Objective:HSCT is increasingly used for curative therapy for patients with high risk hematologic diseases. Existing research regarding the neurocognitive impact of HSCT on pediatric patients is notably variable. One area of identified risk is attention/working memory (WM) [Perkins et al., 2007]. The current study examines the degree to which difficulties in attention/WM are present prior to HSCT, as assessed using parent-report of working memory and cognitive tests of attention span and working memory.
Participants and Methods:Participants were 19 children and adolescents ages 6-17 years (M= 9.63, SD= 3.22) who were enrolled in a prospective longitudinal study monitoring neurocognitive outcomes in children undergoing HSCT. Participants were eligible for this study if they were 2-18 years old at the time of transplant and had a diagnosis that qualified for an allogenic HSCT. Participants were ineligible if they had a pre-HSCT developmental delay, were non-English speaking, and had a prior HSCT or prior CAR T-cell therapy. Participants were 53% female and 95% Caucasian. Diagnoses in the current study sample included acute lymphoblastic leukemia (n=10), acute myeloid leukemia (n=8), and myelodysplastic syndrome (n=1).

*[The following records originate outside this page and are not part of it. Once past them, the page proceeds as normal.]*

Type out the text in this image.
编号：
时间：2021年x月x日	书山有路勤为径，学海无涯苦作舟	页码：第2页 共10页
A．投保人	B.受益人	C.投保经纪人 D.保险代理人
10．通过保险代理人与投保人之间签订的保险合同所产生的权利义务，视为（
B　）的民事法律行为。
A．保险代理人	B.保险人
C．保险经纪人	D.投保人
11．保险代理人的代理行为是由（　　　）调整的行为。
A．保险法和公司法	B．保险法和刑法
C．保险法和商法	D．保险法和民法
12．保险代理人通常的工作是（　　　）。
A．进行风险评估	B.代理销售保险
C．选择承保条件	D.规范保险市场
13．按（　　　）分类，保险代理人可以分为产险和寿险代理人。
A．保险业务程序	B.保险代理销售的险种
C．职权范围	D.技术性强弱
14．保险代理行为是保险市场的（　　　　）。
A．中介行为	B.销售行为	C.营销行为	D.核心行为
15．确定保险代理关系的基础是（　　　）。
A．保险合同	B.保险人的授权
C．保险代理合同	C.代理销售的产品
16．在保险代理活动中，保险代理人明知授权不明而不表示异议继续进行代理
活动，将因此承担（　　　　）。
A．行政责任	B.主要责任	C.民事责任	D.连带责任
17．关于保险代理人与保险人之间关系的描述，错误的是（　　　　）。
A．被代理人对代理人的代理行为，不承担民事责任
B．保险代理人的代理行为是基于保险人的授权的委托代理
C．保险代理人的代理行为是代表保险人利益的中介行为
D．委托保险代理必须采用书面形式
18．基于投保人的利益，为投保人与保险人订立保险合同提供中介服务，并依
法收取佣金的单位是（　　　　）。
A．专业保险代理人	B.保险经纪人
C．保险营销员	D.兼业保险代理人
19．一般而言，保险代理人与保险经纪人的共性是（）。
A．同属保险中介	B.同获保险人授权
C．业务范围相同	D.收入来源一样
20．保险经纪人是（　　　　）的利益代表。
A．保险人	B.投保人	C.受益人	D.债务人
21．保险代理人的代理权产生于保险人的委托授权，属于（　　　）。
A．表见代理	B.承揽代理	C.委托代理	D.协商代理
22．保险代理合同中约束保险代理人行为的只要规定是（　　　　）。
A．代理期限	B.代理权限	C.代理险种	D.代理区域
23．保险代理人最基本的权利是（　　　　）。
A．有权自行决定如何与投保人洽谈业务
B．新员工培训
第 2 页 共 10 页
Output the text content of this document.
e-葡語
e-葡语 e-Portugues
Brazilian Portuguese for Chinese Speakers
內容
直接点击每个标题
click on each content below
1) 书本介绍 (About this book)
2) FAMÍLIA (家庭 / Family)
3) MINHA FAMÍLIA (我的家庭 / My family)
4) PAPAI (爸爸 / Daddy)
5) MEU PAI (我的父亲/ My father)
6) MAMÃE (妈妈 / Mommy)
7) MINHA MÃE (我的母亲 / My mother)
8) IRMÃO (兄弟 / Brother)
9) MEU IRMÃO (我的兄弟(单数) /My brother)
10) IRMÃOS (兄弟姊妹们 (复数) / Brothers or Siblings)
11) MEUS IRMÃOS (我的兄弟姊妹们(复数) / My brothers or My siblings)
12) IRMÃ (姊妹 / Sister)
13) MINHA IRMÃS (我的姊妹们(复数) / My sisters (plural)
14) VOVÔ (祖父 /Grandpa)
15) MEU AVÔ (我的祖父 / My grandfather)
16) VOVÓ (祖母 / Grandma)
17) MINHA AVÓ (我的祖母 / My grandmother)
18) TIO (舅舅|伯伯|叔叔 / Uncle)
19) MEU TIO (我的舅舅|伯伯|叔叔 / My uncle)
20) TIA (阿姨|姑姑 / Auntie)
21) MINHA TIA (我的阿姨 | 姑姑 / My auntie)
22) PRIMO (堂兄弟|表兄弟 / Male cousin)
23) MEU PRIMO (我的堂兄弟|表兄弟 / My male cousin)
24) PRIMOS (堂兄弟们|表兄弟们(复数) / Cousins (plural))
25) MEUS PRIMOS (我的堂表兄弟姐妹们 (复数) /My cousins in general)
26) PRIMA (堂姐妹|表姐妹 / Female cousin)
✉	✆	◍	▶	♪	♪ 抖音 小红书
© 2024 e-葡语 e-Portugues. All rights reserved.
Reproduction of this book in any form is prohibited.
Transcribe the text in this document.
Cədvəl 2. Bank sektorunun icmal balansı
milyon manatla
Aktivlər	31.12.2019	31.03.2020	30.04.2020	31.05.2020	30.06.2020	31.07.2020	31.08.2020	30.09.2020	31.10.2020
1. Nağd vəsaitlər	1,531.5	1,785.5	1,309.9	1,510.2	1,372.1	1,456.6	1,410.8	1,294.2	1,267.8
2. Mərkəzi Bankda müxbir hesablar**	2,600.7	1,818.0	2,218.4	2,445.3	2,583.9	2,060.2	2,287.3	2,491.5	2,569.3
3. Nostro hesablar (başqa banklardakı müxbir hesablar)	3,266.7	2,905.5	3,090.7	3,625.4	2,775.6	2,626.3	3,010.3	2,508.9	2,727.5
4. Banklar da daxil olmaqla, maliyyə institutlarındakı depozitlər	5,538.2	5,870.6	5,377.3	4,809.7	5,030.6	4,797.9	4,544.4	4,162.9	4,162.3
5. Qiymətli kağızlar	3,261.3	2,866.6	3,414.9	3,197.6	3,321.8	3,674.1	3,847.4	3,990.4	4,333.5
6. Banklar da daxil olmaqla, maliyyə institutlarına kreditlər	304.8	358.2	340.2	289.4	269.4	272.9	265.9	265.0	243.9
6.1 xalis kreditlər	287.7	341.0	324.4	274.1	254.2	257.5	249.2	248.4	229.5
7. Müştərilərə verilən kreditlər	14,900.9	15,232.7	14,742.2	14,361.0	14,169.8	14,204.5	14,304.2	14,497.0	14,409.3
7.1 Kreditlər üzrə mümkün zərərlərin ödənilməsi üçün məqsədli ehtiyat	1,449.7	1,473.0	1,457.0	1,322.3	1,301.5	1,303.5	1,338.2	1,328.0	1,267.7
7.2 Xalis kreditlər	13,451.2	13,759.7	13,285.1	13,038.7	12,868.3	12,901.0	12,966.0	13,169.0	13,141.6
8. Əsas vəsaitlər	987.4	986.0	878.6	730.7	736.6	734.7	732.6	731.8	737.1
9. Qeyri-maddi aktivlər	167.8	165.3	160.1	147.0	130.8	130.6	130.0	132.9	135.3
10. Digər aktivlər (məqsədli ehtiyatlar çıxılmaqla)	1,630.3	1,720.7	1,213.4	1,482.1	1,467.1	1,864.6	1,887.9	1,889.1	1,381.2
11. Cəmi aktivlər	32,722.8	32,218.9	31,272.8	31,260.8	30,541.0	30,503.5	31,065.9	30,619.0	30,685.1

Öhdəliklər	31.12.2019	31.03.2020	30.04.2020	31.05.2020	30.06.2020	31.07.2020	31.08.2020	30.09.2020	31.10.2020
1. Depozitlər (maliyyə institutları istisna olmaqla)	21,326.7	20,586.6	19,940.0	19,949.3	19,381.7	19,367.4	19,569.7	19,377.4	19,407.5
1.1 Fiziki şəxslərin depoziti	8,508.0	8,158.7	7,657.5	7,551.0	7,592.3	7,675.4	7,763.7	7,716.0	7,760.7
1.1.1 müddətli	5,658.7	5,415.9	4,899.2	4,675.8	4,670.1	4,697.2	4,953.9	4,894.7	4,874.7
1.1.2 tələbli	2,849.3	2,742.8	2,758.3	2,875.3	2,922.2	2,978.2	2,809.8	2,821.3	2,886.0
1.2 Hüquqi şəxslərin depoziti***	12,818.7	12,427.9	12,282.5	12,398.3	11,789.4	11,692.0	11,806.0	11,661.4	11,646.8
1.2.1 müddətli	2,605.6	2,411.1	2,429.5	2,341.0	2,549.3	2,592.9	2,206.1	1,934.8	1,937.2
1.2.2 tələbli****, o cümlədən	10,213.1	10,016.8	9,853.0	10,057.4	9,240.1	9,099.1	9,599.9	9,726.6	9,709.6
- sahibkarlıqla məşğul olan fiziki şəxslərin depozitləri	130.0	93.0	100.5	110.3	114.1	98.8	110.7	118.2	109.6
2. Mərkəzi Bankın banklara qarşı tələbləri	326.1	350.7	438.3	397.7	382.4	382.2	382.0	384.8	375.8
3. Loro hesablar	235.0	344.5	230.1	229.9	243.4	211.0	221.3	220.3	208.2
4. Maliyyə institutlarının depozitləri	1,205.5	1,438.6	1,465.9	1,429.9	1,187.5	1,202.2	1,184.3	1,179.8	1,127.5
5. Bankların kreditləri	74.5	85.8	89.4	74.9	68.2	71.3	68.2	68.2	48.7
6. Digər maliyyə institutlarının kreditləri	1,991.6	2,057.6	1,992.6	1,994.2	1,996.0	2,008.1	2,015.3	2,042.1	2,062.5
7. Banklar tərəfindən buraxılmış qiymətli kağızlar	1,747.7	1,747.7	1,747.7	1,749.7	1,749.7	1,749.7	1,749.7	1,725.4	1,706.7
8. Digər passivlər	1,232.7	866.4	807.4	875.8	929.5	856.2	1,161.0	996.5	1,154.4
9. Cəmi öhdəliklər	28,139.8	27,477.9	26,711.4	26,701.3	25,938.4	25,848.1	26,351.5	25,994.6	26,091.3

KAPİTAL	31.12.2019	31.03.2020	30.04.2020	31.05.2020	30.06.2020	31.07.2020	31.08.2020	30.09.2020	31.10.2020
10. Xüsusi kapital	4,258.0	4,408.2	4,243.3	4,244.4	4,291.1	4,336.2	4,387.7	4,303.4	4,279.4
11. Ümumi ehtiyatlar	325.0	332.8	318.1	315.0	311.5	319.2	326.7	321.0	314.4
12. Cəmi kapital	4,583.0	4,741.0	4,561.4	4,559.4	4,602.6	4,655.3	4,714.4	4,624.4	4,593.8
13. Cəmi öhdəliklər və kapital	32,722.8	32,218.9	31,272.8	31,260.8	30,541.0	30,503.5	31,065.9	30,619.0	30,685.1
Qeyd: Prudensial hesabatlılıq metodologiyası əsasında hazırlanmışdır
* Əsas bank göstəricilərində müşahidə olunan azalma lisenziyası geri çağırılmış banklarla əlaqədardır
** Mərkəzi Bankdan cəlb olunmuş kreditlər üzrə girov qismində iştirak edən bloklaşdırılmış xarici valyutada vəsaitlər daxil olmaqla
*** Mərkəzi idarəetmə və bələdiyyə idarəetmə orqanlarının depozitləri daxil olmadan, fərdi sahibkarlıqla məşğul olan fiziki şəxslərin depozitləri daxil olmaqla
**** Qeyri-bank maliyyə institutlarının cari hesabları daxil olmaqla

Measures included were the Working Memory Index score from the Behavior Rating Inventory of Executive Function (BRIEF; Gioia et al., 2000) and the Digit Span subtest from the Wechsler Intelligence Scale for Children, Fourth Edition (WISC-IV; Wechsler, 2003) and the Wechsler Adult Intelligence Scale, Fourth Edition (WAIS-IV; Wechsler, 2008).
Results:Mean scores on parent-reported WM scores and cognitive measures of attention/WM fell within normal limits, including the Digit Span Total score (M = 48.42, SD= 6.33), Digit Span Forward score (M = 47.28, SD = 9.9.83), and Digit Span Backward score (M = 48.94, SD = 6.31). However, further analyses suggested that between 11-32% of patients had scores falling at least one standard deviation below the mean on these measures, with more than half of the sample (52.6%) identified with at least one measured weakness in attention and WM. The most commonly identified weakness (33.3% of patients) was Digit Span Forward. Correlations between parent-reported WM issues and cognitive measures of attention and WM were generally strong, with parent report of WM significantly correlated with the Digit Span Total score (r(18)= -0.52, p=.02) and the Digit Span Forward score (r(18) = -0.51, p=.03). No correlations were found between Digit Span Backward and other measures of attention and WM.
There were no significant differences in WM scores between patients with ALL and AML. Additional analyses will examine potential contribution of medical factors (e.g., pre-HSCT treatment) to pre-HSCT performance on measures of attention and WM.
Conclusions:These results suggest that, prior to undergoing HSCT, pediatric patients present with attention and WM issues. This finding has implications for research related to neurocognitive outcomes in HSCT, indicating the need to obtain pre-HSCT cognitive data in this area in order to fully understand potential change after HSCT. In addition, providers may need to consider adapting communication methods with patients during their transplant stay, given potential attention and WM issues within this population.